Gina can't find peace in her present life because the "something else" in her past life is that she and Bobby traded places. They exchanged clothes under the tree and figured their parents would be forced to reunite them. Gina's parents were to distraught to notice, and Bobby has a very loose parental relationship. They have been cross-dressing all these years and "Gina" is tired of dating other guys. Of course he's unlucky in love!
Brick --
Now that made me laff...
hmmmm...could that "something else" be Bobby's baby? Remember that favorite tree and all those "i love you's"? Remember how it looked like Gina was getting a little...um...horizontal with Bobby? And all those protests (too much) that theirs was an "INNOCENT" love? Guess we'll see...
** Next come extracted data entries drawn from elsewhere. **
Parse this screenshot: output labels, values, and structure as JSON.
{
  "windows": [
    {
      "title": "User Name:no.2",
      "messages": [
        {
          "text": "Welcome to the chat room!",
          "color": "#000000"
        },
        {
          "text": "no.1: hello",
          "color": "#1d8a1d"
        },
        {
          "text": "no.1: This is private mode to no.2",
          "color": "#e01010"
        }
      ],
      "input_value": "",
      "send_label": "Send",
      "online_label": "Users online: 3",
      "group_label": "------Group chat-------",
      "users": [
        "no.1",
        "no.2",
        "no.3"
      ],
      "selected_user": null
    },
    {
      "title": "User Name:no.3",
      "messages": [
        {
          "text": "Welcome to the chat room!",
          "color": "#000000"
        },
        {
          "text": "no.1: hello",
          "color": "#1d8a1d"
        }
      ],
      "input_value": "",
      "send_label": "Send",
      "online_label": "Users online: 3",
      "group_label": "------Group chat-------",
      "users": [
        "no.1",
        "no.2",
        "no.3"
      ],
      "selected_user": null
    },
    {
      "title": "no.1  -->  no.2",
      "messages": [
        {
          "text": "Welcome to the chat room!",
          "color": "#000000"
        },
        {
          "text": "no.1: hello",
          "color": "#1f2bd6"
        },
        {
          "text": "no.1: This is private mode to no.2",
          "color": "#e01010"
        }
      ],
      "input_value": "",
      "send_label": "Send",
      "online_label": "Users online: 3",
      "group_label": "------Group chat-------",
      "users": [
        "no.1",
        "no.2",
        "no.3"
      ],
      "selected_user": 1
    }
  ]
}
No, nothing in Moy's repertoire beyond chaste love. Although I could see Gena having a hysterical pregnancy given all those thoughts of love that she sends out and presumably receives.
Thanks for the Victor Borge! I love the way Dean Martin smokes through the first half of the act.
Well, there it is, the dramatic moment from a dying mother's bedside. Although this scene is a bit more narcissistic than I had imagined, it's nice to be out of the diner.
If only Gina's mob-related victim would have apologized to her before taking his last breath. A gruesome crime scene is guaranteed to jazz things up.
Maybe Gina has kidnapped a 14-year-old boy and is forcing him to look and act like Bobby.